We concluded the substrate buffer concentration should be under 200 mM after examination of the effect of the phosphate buffer concentration on the sensitivity of PNP-ol because we observed a disturbance of the baseline, which is probably associated with the front and end boundaries of the phosphate buffer, which affected the substrate and PNP-ol peaks, respectively. The effect of the pH was then investigated. The optimal transformation was observed around optimal pH of each enzyme.
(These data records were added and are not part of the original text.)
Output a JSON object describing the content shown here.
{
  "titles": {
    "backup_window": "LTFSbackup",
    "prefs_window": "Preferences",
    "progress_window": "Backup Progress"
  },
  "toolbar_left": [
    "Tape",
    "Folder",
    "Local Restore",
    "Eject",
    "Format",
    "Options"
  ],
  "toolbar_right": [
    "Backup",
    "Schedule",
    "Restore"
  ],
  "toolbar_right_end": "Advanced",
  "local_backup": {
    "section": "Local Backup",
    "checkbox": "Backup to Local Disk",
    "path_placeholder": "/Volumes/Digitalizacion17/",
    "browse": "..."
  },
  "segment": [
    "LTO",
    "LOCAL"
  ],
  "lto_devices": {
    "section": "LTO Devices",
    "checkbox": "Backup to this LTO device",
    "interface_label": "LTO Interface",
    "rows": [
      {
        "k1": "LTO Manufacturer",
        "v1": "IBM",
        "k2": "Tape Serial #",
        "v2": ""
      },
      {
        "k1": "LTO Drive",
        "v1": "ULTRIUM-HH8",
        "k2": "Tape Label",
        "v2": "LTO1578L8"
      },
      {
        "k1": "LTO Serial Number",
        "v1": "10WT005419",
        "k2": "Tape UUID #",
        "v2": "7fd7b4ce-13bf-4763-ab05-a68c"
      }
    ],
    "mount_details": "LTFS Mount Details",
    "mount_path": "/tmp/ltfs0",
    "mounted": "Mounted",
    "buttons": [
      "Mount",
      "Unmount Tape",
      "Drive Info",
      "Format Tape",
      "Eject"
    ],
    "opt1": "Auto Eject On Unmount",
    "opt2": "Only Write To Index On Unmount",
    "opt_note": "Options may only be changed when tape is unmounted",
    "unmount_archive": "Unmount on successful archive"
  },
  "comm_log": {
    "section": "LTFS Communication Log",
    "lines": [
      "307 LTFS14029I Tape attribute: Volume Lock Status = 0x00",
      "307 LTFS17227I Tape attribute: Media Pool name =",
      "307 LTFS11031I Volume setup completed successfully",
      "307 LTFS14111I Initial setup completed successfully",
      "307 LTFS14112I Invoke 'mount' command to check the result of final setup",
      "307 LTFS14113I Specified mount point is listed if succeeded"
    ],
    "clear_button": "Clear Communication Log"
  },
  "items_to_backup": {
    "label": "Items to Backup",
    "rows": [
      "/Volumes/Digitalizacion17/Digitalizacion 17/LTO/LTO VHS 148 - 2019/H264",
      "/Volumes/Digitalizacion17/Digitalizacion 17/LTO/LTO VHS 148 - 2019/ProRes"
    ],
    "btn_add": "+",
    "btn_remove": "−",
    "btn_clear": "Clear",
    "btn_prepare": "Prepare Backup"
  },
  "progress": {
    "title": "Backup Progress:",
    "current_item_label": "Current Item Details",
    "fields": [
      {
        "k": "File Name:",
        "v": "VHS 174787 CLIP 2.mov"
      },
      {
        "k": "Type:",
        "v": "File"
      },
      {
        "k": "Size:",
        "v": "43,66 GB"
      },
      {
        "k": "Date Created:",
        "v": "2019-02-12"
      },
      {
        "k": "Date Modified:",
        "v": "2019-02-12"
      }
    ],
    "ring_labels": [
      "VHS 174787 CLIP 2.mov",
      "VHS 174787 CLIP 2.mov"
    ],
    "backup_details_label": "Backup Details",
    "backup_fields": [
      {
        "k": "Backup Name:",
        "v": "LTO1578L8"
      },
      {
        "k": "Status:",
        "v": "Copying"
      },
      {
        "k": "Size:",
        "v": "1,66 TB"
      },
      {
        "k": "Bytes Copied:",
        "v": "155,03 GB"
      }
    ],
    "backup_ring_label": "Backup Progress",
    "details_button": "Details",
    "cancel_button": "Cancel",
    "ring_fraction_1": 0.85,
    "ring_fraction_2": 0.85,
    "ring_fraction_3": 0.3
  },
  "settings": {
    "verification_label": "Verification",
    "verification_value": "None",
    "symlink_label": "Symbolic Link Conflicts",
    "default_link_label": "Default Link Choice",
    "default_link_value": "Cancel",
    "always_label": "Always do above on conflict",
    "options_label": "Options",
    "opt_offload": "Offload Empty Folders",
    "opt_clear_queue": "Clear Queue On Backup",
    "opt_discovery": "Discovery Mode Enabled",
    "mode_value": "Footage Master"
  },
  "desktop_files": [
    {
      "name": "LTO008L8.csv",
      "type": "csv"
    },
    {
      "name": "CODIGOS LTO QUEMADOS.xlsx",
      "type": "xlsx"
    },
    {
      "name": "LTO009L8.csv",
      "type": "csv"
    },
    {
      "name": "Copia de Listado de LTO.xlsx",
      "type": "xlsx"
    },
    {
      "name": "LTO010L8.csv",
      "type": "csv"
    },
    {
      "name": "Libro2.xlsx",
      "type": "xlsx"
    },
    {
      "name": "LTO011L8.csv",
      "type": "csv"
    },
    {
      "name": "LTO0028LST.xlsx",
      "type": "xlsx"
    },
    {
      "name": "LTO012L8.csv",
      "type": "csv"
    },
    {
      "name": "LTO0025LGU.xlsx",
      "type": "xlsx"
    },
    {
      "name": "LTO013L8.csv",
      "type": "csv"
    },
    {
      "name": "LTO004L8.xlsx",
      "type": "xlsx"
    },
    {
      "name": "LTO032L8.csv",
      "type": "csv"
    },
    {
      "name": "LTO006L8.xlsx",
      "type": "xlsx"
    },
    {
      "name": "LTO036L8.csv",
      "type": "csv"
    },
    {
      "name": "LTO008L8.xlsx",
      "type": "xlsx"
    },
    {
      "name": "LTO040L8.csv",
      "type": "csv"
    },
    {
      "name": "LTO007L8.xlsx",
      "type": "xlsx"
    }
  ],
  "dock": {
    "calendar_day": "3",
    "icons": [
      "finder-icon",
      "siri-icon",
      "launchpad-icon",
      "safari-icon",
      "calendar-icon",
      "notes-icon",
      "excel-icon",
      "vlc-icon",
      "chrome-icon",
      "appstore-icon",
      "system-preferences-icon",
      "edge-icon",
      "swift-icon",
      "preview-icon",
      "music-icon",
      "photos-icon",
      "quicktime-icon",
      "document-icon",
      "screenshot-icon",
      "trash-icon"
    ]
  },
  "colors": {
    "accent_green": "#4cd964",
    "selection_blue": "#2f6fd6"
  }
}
Using optimized conditions for the kinetic analysis of each enzymes for micro reaction, we obtained the kinetic parameters of the reaction. Figure 3 shows the electropherograms of each reaction. The assay was performed at 37°C and detected at 214 nm. The Km values were obtained by a double-reciprocal plot where the relative area was used to indicate product concentrations, which was used instead of the initial velocity of the enzyme reaction. Figure 4 represent the example of the double-reciprocal plot for α-Glc-ase reaction. The enzyme reaction is described by the Michaelis-Menten equation,
v = Vmax[S]/(Km+[S])
where v is the initial rate of the given reaction, [S] is the substrate concentration, and Km is Michaelis constant. Although, the reaction time is not directly given in EMMA because of the heterogeneous nature of the reaction that takes place during the plug-plug interaction, linearity was obtained for the relative area of the product PNP-ol over uridine during the experiment at a fixed concentration of the phosphate buffer. Therefore, we used the area as an equivalent value of v to obtain the constant. The Michaelis constants thus obtained were shown on the Table 2 together with those obtained by conventional method.
CONCLUSIONS
The native glycoenzyme related reactions using a plug-plug format under EMMA conditions were achieved after investigation of the detailed reaction conditions. An evaluation of the kinetic constant was also carried out under the condition. As a result, the scale of the enzymatic reaction was radically reduced (at least a 1000 fold improvement compared to off-line analysis of the reaction carried out in a microcentrifuge tube). Thus, we were able to perform the enzymatic reaction at a nanoliter scale, whereas the limit in reaction volume for traditional methods is µL scale due to surface tension problems in our hands. As a representative of this micro reaction under EMMA conditions, glycoenzyme reaction were performed and Km values similar to those reported were obtained. This process was carried out automatically using a temperature-controlled auto-sampler in order to eliminate routine handling and to speed-up the process. Furthermore, we envisioned that it will be important to analyze a small amount of enzyme mixture for their activities and specificities, and showed it is possible based on the microreaction under electrophoresis.
REFERENCES
Kanie, Y.; Kanie, O. "Electrophoretically Mediated Microscale Reaction of Glycosidase: Kinetic analysis of some glycosidases at nanoliter scale", Carbohydr. Res., 2002, 337, 1757-1762.
Kanie, Y.; Kanie, O. "Electrophoretically Mediated Reaction of Glycosidase at a Nanoliter Scale", Electrophoresis, 2003, 24, 1111-1118.